Texas Department of Insurance Earns Its Place in the Hall of Shame
In Texas, a coalition of community groups wrote to Commissioner Kent Sullivan asking why the Texas Department of Insurance (TDI) had taken no action on auto premium relief. In response, the Department wrote, “We cannot determine an excessive long-term profit on a month by month basis with incomplete information.”
“The lack of action by Texas – and many other states – to protect consumers from excessive auto insurance premiums is inexplicable,” said Birny Birnbaum, Director of CEJ. “The Texas Insurance Commissioner seems to be the only person in Texas without the information needed for premium relief. The data on crash reductions and the actions by some insurers to provide premium relief would lead anyone who cared about consumers to take the types of actions that the Commissioners of California and Michigan have taken. It is cruel to tell consumers who need and deserve auto premium relief now that they have to wait for many months for TDI to get ‘complete’ data.”
California, Michigan, New Jersey, and New Mexico Insurance Commissioners Have Stepped Up
Only California, Michigan, New Jersey, and New Mexico have ordered insurers to make refunds during the spring due to the pandemic. California extended its order through June and required companies to make ongoing refunds should the reduced accident frequency persist. Texas’s failure to take action is especially inexcusable, given the ongoing decline in crashes and the persistence of the pandemic there. The Commissioner’s negligence reflects a profound misunderstanding of both rate standards and the current situation for consumers.

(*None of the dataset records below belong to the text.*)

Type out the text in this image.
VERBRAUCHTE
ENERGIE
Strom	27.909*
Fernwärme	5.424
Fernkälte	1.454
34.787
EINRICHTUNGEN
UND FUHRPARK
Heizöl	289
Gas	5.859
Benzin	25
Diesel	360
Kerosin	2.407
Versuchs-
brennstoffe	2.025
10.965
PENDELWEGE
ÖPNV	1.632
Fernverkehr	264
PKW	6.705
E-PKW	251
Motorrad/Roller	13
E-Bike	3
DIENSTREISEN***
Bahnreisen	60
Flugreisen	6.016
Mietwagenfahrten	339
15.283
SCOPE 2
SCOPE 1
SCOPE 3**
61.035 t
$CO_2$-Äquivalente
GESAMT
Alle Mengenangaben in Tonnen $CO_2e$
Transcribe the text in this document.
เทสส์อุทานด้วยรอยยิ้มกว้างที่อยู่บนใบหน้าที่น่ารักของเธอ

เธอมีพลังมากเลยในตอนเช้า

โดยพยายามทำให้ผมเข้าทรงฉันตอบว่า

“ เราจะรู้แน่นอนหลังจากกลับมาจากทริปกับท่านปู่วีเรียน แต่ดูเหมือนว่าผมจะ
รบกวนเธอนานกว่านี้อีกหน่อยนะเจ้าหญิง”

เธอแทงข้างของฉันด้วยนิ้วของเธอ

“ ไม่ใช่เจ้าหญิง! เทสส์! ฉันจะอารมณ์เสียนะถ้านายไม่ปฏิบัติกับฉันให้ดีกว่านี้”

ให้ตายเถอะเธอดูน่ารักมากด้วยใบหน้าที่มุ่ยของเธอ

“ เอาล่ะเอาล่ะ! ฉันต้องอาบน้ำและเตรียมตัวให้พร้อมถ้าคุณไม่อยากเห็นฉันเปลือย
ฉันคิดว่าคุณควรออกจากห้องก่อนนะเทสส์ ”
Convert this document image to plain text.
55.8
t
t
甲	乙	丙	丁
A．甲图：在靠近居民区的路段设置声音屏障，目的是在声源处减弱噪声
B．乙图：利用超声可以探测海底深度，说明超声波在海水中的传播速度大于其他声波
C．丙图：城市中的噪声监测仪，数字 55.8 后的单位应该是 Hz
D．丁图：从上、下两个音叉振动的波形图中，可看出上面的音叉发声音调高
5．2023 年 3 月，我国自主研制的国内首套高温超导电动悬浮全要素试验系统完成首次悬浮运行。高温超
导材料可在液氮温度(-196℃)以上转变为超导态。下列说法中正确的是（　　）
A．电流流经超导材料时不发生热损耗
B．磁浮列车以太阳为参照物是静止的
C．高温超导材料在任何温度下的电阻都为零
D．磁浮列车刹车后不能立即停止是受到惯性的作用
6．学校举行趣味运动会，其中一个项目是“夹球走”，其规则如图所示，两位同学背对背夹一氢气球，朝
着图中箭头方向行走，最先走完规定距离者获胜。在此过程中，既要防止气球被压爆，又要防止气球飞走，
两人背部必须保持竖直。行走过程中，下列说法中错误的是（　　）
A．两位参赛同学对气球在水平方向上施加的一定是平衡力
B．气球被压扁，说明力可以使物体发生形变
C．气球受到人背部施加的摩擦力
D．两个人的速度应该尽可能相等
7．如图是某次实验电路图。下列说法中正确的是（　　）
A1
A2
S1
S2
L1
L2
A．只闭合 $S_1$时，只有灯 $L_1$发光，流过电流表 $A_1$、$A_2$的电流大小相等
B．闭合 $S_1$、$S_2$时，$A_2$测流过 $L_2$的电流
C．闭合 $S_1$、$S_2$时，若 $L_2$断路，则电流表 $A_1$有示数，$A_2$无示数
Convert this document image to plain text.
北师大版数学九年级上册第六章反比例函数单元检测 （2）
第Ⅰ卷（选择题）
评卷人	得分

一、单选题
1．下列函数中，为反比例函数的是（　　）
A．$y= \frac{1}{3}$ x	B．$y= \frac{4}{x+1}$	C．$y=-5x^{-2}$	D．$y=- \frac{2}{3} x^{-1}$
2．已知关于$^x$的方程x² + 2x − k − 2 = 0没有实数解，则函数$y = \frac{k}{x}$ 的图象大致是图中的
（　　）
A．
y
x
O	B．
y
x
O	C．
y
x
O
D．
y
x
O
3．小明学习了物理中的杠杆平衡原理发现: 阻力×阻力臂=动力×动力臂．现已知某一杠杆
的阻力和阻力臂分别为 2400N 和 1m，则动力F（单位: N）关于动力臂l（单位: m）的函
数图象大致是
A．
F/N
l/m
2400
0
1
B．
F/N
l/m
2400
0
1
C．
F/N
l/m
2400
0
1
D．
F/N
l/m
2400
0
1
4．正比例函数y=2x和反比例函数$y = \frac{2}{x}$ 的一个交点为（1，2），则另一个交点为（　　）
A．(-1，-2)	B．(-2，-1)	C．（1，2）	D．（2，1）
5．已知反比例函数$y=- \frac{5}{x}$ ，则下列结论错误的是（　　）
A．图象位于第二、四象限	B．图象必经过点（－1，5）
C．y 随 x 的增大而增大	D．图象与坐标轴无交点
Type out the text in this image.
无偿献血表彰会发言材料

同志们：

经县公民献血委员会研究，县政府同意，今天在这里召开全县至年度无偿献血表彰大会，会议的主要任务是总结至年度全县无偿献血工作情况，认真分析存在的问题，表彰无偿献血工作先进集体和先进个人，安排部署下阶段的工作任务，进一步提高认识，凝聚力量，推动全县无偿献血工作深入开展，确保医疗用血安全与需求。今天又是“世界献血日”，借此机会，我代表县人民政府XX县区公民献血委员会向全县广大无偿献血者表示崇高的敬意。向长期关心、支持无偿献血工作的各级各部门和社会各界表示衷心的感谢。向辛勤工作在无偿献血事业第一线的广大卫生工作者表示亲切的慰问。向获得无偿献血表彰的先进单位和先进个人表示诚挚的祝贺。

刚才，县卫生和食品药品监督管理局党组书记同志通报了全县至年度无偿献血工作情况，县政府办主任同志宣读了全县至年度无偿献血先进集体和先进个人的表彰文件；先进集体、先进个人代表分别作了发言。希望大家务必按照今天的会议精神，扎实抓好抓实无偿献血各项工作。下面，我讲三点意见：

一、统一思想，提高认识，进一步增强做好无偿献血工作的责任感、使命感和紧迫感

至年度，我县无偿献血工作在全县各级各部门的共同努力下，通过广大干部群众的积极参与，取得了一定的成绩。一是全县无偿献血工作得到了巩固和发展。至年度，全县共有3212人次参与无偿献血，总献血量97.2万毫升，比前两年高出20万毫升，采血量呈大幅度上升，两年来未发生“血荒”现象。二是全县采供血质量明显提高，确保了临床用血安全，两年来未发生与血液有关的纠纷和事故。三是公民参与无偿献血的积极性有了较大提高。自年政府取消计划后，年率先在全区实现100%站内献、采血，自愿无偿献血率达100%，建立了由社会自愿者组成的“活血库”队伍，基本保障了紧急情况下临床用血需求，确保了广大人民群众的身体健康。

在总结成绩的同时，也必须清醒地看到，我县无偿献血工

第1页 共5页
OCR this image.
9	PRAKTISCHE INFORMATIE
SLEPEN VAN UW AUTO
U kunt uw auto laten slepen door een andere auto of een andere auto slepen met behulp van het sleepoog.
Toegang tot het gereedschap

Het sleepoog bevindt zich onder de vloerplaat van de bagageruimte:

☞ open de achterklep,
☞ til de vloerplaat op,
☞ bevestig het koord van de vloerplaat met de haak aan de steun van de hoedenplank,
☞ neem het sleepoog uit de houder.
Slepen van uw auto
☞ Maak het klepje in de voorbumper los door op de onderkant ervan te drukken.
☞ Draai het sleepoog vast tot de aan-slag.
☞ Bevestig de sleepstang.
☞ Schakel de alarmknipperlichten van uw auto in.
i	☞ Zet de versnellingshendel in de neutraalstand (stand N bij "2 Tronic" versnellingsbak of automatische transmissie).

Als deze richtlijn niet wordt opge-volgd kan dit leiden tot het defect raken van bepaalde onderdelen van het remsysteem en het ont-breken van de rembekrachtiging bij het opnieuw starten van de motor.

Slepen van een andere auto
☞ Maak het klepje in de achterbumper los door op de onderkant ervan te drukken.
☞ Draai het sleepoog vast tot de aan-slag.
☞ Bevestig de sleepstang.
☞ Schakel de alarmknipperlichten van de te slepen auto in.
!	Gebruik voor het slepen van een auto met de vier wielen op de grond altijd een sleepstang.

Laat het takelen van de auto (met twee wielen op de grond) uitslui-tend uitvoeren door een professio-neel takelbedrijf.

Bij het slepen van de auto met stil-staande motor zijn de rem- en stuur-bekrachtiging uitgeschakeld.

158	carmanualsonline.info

After Promising Start with Premium Relief for April and May, Most Insurers are Now Pocketing their COVID Windfalls
Although a few auto insurers have voluntarily continued their refund programs beyond May 31st, most companies have not. Table 3 details the refund programs the nation’s largest insurers have implemented since the COVID-19 pandemic began to close down the country in March.
The fact that insurers are reporting unfair, excessive profits in the second quarter of 2020 despite making paybacks shows that CFA/CEJ were right when they indicated in earlier releases that the March, April and May paybacks were too small. “We indicated that the paybacks of about $12 billion in the second quarter were too low and should be doubled, but most regulators did nothing, handing insurers about a $12 billion windfall in March, April and May at the expense of their constituents, many of whom were unemployed or otherwise financially stressed. Since May the windfall situation has gotten even worse,” said Hunter.
“Unfortunately, many insurance companies seem to think they did enough when they gave back a portion of the excess premium they collected this spring,” said CFA’s insurance expert Doug Heller. “But this pandemic persists across the country. The same reasons that made refunds necessary in the spring have continued into the summer, and state insurance commissioners should order insurers to return more premium rather than leave companies with another coronavirus windfall.”